A humanidade mal arranhou a superfície do que o oceano tem para oferecer. Com apenas um quarto do leito marinho mapeado, o cientista Ronaldo Christofoletti defende que o investimento em investigação nas profundezas é uma urgência estratégica. Não se trata apenas de curiosidade científica, mas de uma fronteira económica e farmacológica ainda por desbravar.
O potencial é vasto. Relatórios recentes apontam para a biotecnologia como uma das maiores promessas do ambiente marinho, com a descoberta de novos fármacos capazes de oferecer curas para doenças que hoje desafiam a medicina moderna. A exploração destes recursos exige, contudo, um rigor cauteloso. O erro cometido na exploração terrestre — marcado pela extração desenfreada e pela degradação irreparável de ecossistemas como as florestas — não pode repetir-se nas profundezas.
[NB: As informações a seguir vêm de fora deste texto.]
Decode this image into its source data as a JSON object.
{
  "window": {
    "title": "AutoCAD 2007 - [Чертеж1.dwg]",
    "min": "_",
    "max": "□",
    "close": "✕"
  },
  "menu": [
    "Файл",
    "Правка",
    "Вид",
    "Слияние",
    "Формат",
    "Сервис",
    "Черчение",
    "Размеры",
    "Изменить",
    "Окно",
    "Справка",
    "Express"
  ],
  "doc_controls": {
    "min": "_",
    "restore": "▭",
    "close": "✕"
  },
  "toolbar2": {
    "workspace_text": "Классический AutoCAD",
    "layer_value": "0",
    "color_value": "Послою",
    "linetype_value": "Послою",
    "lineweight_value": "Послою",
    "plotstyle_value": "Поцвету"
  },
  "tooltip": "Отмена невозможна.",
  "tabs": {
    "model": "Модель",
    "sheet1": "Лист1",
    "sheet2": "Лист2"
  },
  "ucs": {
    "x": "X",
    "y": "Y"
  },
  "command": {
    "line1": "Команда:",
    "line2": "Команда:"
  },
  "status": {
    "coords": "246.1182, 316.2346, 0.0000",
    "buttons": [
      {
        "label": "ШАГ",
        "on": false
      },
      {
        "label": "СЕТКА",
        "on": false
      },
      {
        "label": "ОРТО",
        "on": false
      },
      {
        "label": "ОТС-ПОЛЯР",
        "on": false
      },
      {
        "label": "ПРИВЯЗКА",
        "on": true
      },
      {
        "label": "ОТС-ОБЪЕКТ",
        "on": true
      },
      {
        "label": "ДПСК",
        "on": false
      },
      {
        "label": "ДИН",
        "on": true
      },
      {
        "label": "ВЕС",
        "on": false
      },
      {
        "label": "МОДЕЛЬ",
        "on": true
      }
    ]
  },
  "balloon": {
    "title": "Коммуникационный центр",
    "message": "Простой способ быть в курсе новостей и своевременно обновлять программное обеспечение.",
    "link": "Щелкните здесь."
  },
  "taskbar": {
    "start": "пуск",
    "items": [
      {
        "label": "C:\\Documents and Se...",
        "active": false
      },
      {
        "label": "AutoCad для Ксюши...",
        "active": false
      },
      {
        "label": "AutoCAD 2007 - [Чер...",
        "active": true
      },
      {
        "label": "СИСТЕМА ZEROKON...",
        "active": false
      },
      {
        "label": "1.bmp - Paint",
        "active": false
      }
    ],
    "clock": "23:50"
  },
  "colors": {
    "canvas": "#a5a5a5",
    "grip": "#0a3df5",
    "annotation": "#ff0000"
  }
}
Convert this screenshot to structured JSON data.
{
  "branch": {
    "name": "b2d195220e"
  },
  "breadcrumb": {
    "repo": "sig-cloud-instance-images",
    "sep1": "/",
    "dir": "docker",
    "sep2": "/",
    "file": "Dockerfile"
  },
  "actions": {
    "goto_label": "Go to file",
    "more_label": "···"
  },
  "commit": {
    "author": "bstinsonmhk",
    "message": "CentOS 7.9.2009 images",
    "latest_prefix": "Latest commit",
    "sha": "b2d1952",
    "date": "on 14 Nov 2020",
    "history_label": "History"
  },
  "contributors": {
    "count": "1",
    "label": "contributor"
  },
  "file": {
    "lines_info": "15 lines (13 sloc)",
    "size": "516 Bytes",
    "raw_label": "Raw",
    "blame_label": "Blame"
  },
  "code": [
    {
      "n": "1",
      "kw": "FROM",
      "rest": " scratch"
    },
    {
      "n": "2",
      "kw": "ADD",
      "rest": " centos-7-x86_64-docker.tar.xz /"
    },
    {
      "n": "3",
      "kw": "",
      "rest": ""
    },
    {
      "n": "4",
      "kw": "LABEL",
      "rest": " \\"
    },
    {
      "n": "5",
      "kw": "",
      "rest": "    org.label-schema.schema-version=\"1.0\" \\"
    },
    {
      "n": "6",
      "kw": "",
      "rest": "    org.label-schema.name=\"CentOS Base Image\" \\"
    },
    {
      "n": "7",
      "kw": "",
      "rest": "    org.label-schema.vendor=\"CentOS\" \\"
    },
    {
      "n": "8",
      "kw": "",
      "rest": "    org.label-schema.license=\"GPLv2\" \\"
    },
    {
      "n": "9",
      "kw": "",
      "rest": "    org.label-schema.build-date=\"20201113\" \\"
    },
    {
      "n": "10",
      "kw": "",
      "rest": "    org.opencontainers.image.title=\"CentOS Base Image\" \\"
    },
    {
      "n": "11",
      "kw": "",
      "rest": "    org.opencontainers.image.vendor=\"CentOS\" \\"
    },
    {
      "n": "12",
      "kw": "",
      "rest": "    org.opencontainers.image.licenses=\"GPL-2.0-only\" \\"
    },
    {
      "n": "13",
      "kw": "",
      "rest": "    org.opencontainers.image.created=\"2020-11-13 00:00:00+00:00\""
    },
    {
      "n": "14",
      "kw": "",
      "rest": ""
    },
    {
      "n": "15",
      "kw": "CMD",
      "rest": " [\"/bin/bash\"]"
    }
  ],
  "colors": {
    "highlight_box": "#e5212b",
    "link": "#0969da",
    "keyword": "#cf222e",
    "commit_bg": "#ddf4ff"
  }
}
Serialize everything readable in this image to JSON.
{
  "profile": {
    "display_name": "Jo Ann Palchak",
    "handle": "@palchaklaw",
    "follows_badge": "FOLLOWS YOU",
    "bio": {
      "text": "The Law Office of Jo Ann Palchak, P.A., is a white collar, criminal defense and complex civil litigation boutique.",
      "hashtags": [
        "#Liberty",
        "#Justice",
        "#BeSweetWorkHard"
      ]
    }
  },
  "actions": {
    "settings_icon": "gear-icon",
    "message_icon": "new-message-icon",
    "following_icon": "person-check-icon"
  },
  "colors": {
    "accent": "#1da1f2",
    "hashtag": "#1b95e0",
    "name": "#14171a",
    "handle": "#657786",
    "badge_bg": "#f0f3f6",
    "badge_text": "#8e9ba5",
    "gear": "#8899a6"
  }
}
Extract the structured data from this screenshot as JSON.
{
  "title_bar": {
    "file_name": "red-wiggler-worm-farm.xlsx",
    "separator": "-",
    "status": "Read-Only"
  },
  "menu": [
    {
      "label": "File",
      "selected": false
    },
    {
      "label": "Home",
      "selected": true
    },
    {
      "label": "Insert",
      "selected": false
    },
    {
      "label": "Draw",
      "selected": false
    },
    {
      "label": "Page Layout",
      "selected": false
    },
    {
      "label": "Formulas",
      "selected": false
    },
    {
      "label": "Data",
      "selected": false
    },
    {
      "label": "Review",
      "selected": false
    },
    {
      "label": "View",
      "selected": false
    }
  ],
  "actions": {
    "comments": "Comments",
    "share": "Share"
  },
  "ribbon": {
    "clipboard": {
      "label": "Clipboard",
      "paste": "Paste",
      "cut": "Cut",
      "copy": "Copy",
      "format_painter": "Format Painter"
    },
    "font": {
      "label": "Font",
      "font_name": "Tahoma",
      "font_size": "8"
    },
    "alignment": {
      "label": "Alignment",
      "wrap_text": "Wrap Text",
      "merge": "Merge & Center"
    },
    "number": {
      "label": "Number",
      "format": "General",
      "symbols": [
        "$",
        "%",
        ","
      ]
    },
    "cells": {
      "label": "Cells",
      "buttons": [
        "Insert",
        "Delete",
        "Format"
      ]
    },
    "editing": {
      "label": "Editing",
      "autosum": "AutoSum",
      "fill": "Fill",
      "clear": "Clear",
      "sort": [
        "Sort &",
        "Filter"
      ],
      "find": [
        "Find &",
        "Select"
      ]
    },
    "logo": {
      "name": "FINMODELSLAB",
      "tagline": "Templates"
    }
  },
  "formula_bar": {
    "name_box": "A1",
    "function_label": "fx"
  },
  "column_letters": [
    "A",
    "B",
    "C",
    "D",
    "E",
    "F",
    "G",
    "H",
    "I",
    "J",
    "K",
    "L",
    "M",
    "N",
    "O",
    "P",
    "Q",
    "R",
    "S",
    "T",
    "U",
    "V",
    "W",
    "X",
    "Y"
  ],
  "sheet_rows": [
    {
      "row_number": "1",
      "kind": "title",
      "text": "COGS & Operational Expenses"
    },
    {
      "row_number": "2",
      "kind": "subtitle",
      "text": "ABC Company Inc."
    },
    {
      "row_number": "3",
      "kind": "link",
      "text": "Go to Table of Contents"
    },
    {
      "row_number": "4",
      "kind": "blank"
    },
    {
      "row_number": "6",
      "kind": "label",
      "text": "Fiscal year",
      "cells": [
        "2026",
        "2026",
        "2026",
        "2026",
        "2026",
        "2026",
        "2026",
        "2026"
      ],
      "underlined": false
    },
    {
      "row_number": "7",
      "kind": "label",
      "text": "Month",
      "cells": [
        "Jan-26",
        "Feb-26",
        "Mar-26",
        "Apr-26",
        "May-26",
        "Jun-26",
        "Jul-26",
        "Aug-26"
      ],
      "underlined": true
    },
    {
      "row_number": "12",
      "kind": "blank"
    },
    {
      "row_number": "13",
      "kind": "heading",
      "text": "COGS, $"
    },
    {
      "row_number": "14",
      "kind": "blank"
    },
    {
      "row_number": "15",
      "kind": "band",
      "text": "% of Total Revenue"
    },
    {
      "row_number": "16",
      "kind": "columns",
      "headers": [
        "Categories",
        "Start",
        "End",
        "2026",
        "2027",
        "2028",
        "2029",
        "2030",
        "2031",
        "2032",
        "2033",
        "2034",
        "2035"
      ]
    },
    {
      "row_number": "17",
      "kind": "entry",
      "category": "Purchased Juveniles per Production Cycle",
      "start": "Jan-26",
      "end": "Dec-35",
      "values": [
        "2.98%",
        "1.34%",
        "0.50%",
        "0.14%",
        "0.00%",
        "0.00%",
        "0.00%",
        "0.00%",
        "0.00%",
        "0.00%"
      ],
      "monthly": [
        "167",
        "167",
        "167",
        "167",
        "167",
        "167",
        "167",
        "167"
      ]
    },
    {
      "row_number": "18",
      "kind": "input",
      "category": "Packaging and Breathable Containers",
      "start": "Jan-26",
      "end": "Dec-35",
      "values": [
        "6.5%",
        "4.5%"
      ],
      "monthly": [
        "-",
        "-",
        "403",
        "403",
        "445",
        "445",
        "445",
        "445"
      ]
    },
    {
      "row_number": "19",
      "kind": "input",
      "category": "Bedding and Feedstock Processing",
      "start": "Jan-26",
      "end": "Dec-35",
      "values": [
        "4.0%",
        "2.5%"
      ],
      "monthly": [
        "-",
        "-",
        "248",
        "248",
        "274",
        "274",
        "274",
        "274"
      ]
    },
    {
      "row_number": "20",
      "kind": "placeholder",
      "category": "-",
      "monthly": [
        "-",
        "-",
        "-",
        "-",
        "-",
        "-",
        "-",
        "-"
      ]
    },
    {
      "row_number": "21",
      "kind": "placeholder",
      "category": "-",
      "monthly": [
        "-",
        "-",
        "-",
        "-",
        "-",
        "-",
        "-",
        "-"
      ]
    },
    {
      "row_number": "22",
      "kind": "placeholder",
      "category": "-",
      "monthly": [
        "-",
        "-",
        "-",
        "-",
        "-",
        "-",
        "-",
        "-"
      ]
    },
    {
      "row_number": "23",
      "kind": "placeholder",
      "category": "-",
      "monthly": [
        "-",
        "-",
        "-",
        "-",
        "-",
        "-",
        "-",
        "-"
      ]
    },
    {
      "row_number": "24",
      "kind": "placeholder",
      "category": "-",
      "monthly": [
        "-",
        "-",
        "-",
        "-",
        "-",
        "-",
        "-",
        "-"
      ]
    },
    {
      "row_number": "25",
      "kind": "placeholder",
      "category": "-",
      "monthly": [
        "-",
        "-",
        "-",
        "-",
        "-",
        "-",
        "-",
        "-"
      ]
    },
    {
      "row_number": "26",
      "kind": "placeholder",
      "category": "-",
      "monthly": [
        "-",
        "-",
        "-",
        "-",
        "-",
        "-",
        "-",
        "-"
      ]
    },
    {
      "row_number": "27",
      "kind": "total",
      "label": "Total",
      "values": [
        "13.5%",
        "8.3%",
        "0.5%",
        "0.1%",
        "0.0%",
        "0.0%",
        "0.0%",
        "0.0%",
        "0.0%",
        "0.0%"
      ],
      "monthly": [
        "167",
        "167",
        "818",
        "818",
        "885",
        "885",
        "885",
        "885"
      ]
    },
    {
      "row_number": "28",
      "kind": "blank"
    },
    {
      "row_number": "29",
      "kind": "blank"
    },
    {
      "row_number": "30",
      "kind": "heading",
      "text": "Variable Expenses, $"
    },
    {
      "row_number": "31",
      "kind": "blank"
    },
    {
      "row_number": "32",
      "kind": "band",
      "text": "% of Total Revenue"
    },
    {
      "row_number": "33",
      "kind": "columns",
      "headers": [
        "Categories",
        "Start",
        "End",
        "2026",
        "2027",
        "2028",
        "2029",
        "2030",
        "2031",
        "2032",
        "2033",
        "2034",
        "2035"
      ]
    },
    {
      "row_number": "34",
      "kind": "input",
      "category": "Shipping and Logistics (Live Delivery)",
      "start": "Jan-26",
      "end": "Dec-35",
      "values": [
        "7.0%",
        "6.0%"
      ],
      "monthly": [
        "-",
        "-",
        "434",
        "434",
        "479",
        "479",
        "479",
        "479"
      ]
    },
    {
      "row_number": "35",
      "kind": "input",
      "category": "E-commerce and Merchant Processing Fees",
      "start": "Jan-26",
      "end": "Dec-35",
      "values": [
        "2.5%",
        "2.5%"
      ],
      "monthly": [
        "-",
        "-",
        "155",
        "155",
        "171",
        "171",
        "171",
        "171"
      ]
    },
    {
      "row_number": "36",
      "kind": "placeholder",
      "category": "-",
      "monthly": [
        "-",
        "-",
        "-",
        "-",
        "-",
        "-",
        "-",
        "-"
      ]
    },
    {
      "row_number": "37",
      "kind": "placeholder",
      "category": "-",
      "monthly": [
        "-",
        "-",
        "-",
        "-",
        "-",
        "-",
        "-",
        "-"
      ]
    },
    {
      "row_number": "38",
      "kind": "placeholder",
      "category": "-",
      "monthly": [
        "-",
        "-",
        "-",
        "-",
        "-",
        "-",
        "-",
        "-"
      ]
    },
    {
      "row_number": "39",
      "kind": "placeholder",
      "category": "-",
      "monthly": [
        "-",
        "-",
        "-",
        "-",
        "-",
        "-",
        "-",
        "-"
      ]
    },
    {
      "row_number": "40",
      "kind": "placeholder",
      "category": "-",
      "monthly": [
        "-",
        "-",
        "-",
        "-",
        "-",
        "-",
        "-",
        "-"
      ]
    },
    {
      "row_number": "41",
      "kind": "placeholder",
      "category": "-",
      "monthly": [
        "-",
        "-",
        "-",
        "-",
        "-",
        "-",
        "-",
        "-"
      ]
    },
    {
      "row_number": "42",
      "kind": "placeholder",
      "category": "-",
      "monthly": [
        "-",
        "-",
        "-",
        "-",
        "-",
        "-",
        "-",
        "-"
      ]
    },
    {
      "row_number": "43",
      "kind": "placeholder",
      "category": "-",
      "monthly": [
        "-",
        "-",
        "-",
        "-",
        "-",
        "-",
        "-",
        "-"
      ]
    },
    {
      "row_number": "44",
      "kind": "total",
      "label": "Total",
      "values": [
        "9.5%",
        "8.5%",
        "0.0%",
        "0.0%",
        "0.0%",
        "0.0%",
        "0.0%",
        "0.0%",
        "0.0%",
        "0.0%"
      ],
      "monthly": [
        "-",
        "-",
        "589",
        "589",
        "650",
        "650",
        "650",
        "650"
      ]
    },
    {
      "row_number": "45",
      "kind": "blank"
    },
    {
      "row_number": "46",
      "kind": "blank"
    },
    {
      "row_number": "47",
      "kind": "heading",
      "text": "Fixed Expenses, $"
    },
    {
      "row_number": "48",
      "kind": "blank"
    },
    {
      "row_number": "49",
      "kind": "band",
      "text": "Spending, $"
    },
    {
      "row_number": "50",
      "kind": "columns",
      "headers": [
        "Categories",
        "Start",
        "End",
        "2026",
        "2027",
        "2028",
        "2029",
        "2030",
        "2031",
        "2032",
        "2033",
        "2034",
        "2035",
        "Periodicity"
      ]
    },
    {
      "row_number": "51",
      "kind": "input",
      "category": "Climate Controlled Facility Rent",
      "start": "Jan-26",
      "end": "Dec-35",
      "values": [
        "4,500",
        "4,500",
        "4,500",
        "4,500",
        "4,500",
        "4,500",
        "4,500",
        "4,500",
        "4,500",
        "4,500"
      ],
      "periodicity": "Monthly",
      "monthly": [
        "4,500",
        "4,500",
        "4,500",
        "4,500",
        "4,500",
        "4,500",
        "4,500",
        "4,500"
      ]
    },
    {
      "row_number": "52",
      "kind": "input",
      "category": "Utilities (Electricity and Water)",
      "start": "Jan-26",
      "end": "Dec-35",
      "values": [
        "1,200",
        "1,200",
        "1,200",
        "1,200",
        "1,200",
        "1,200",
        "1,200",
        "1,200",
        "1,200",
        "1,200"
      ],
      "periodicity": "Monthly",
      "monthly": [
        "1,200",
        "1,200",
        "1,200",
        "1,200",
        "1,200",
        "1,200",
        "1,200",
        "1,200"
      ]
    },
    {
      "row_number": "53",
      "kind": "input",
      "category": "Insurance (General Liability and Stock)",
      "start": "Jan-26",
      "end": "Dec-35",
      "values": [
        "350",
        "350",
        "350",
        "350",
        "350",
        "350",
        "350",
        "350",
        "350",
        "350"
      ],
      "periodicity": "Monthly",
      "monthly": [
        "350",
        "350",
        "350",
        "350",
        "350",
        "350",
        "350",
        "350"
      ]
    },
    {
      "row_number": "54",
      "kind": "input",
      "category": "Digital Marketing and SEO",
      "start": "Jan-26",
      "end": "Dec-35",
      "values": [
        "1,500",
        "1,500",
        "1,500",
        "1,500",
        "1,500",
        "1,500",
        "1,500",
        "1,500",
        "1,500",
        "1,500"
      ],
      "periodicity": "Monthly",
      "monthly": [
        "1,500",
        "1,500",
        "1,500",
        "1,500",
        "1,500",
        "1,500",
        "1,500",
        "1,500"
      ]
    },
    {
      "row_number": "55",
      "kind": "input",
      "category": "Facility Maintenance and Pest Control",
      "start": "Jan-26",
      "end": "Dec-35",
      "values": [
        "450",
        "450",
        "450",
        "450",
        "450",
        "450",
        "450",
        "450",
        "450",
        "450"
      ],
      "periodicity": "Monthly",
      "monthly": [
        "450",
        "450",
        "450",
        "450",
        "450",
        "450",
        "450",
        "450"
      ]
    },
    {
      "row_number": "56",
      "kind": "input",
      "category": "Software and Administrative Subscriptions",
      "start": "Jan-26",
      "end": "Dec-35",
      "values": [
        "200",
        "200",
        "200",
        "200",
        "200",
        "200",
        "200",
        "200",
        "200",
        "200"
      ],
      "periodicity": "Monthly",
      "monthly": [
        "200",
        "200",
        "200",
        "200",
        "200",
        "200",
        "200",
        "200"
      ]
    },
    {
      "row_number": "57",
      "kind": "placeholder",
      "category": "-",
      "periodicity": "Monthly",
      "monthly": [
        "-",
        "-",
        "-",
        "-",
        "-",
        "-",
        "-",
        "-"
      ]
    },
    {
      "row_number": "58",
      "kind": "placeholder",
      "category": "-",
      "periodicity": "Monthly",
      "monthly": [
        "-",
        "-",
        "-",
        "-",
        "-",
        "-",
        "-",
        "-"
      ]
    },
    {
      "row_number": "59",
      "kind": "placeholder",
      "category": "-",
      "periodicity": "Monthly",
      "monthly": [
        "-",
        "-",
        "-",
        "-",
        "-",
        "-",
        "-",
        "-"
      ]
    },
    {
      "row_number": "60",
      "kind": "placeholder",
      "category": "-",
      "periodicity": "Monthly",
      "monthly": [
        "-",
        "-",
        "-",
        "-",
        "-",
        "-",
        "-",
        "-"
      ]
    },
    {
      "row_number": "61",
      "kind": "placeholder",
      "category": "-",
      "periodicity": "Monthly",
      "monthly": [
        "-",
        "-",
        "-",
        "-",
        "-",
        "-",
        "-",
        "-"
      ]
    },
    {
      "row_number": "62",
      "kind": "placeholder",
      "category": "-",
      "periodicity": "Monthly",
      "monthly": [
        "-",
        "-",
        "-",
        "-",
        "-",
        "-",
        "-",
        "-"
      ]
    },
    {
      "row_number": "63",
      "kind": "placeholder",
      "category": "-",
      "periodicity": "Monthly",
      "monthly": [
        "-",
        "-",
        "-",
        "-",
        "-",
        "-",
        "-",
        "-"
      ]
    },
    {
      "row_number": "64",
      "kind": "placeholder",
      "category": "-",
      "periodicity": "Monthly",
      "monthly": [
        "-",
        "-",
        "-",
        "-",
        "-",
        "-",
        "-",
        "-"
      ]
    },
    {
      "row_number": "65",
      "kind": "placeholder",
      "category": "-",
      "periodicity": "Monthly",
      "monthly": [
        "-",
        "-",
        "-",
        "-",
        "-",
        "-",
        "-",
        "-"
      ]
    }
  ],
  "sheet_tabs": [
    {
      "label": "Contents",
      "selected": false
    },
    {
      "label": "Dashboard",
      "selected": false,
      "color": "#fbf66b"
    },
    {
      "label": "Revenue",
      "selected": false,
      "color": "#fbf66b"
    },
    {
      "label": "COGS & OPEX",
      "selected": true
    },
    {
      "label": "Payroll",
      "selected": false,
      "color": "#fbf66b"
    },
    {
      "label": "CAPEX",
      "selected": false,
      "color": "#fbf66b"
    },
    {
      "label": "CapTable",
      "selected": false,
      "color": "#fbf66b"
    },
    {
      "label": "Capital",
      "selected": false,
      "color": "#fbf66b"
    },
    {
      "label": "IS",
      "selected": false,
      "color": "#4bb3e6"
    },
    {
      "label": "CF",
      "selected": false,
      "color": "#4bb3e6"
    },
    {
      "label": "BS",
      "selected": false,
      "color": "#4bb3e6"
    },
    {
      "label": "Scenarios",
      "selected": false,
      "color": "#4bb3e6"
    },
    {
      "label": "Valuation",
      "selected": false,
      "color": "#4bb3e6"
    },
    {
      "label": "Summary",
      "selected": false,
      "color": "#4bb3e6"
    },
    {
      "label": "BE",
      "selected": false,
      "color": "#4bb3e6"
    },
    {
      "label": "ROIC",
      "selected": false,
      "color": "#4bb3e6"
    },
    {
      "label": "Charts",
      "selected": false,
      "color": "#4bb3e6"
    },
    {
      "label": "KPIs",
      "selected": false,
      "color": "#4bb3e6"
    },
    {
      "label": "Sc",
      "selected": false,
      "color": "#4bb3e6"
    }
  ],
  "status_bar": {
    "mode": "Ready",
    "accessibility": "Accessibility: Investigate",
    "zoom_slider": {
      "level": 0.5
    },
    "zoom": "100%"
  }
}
A extração de minerais raros, essenciais para o avanço das tecnologias atuais, exemplifica esta necessidade de equilíbrio. O fundo do mar apresenta-se como uma reserva estratégica, mas Christofoletti sublinha que a exploração deve seguir critérios de sustentabilidade desde o primeiro dia. O conhecimento é o único travão eficaz contra o desastre ambiental.
Neste cenário, os países de língua portuguesa ocupam uma posição privilegiada. A geografia é um trunfo indiscutível, já que todas as nações lusófonas possuem uma ligação direta ao oceano. A partir desta premissa, o planeamento espacial marinho surge como o instrumento fundamental para gerir estas áreas.
O caso de Cabo Verde ilustra bem este domínio, sendo um arquipélago onde o mar supera, em larga escala, a superfície terrestre. Portugal, por sua vez, detém a maior Zona Económica Exclusiva da Europa, proporcionalmente falando, um ativo de valor incalculável. Junte-se a este grupo o Brasil, com a sua costa de dimensões continentais, além de Angola e Moçambique, e o desenho de uma estratégia conjunta torna-se evidente. Conhecer e planear o uso deste fundo do mar não é uma opção, mas uma responsabilidade soberana.
O planeamento espacial marinho já começa a ganhar tração, com o Brasil a ser um dos países a avançar com modelos de gestão integrada. Para Christofoletti, a ciência não é apenas um suporte, mas o principal aliado na criação de estruturas que permitam transformar o potencial oceânico em benefícios reais e duradouros para toda a sociedade. A transição para uma economia azul sustentável passa, obrigatoriamente, por esta visão estratégica do espaço marítimo lusófono.